The Prehistoric Midwest
When these fossils were originally formed — between 37 million and 32 million years ago — the Great Plains of what is now the central U.S. were warmer, wetter and more forested, says Korth, the lead author of the new study. The fossils therefore capture a small slice of mammal life in this cramped environment.
Many of the remains are believed to have come from predatory feces after the small animals had been eaten and digested. Once buried, the teeth and bone fragments are fossilized – and they are remarkably well preserved.
These fossils, each just a few millimeters in diameter, not only contain 10 new species of small mammals, they also complement the biology of known creatures and reveal never-before-seen types of teeth from several extinct rodents. “There were some known species of two or three specimens, of which we now have thirty to forty specimens,” Korth says.
The harvest ants collect gravel pieces of a certain size, so only fossils of that size will reach their mounds. “They’re not going to build a perfectly curated museum building,” Schoville says.
Still, thanks to GPS coordinates and knowledge of the topography, Korth and Boyd’s team was able to determine the specific rock layers each ant hill sampled. By keeping track of the types of fossils found on each mound, the researchers were able to estimate when different species appeared and disappeared in the site’s rock layers. With this information, the team was then able to deduce which rock strata in this part of Nebraska marked the end of the Eocene and the beginning of the Oligocene Era about 34 million years ago.

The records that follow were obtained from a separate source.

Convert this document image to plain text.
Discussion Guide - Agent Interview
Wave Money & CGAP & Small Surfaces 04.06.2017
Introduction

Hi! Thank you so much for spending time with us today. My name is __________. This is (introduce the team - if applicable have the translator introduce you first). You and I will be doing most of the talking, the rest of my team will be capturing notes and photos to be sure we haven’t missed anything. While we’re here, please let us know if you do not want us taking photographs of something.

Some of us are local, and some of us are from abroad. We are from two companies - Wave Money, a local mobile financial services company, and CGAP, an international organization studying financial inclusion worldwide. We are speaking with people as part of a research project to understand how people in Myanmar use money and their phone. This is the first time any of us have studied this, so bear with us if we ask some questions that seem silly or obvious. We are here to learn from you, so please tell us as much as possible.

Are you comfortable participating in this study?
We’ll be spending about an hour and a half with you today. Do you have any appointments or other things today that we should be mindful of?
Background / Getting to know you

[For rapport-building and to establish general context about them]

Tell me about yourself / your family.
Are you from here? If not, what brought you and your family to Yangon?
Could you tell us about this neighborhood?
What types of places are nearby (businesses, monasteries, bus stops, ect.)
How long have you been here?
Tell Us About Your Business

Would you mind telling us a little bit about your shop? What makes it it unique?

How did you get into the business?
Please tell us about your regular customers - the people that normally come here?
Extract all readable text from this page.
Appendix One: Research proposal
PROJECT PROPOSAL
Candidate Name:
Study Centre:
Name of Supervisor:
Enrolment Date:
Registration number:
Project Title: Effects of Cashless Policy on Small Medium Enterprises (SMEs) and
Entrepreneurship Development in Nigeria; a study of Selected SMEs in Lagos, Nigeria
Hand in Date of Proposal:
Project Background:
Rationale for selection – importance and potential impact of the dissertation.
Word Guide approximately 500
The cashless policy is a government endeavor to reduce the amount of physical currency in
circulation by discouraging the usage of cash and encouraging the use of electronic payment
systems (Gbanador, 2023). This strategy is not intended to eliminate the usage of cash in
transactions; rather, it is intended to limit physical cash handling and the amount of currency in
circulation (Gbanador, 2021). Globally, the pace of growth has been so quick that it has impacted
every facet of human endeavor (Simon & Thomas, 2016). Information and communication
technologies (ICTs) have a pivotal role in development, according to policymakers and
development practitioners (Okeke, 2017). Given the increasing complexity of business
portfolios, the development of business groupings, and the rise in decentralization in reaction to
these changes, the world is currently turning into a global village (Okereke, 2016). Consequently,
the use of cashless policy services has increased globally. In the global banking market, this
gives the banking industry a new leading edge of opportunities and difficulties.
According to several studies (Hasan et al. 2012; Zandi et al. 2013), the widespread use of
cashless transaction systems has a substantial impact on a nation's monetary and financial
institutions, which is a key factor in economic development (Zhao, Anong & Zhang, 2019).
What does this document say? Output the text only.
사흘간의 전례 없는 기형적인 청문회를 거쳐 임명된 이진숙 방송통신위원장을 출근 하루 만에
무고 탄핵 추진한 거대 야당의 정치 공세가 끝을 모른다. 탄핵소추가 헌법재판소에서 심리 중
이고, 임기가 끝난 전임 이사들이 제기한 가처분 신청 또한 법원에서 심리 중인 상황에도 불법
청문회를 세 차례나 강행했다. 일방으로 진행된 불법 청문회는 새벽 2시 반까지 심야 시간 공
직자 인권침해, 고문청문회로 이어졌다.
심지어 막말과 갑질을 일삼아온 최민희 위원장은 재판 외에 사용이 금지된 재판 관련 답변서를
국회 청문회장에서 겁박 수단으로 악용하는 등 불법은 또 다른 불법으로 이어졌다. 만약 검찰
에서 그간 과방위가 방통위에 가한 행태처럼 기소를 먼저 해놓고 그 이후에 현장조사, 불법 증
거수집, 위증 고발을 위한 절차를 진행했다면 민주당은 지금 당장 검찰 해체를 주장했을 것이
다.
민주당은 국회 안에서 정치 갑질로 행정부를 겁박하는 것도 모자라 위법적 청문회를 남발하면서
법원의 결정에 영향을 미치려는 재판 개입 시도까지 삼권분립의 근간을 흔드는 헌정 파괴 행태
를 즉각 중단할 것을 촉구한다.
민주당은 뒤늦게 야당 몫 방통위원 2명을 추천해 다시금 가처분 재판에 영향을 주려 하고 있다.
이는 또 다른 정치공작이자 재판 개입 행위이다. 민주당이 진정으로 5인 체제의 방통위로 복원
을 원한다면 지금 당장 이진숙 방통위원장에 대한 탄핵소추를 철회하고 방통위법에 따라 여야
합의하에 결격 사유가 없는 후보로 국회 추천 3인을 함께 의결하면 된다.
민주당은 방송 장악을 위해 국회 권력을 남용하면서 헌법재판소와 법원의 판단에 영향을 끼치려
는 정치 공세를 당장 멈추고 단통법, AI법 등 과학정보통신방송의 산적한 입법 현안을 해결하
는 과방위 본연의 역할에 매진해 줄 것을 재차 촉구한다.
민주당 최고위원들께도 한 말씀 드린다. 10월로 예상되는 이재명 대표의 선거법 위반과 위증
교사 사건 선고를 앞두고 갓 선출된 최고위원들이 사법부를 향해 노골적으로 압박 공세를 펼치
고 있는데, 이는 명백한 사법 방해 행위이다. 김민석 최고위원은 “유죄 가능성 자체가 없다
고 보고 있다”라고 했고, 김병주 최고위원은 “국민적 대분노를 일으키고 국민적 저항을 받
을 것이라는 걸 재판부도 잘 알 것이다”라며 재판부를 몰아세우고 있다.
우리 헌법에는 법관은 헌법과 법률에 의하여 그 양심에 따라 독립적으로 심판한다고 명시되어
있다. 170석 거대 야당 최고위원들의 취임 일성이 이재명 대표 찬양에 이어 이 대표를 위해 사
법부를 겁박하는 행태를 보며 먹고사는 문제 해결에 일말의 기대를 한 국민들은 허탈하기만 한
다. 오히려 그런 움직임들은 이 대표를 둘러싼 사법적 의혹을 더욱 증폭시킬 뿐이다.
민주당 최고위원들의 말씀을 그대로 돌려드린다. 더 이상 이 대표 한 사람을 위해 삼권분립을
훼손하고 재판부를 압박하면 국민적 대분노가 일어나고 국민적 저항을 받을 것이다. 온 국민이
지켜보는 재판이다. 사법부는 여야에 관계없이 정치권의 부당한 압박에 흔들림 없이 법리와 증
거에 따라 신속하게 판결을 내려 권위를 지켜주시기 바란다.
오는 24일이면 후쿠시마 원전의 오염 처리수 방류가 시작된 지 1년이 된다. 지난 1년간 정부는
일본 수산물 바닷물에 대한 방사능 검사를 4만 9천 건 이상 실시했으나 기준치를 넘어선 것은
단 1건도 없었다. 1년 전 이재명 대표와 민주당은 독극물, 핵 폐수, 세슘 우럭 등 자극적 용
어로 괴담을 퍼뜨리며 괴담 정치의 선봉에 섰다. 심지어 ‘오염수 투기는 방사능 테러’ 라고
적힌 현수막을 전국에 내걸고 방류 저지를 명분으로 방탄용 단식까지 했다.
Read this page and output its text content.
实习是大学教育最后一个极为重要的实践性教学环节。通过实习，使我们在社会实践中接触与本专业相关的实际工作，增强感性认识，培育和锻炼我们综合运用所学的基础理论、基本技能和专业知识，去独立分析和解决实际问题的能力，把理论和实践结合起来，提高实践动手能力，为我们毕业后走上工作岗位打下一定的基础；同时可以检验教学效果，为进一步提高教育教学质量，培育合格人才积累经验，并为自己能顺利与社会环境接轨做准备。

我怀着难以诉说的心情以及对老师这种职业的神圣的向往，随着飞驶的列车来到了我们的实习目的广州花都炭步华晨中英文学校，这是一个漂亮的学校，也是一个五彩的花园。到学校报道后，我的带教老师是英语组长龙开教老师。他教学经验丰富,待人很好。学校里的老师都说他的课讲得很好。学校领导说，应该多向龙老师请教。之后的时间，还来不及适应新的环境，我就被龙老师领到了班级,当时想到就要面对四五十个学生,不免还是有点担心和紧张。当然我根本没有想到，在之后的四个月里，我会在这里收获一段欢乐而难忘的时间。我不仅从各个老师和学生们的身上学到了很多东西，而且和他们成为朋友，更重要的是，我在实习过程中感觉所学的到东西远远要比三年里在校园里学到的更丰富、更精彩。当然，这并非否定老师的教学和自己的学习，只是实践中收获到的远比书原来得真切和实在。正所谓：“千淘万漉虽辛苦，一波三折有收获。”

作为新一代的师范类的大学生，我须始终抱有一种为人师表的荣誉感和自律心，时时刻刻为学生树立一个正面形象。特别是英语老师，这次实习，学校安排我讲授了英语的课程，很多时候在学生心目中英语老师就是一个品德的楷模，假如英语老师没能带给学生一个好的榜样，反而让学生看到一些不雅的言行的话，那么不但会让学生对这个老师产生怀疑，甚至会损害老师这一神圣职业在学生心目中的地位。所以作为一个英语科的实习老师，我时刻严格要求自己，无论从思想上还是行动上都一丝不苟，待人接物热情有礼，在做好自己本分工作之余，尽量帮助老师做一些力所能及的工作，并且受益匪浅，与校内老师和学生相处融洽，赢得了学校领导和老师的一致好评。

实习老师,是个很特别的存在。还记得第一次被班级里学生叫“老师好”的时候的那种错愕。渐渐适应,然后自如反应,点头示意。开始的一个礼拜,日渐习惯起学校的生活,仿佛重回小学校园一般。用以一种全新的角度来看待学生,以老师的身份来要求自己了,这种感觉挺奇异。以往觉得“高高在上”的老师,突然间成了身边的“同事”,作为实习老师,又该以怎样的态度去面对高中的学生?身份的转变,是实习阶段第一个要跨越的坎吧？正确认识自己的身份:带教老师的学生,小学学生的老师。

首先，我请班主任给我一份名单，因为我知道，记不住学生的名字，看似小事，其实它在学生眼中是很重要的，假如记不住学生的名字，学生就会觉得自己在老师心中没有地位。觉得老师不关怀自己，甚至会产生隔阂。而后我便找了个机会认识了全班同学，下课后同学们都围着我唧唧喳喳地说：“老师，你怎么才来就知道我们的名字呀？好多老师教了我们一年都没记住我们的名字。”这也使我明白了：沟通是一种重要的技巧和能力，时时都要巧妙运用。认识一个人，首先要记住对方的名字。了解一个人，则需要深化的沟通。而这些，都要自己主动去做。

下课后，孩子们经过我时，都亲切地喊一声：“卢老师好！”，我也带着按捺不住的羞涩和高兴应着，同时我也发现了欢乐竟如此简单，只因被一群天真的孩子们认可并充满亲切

Much to the researchers’ delight, their ant-based estimate matches an estimate made 13 years earlier using another method — meaning ant hills could provide an independent way to refine the boundaries of geologic time. That’s all the more reason to look at harvest ants as human partners in paleontology.
“You walk through landscapes in search of fossils,” says Schoville. “You should also look for anthills along the way.”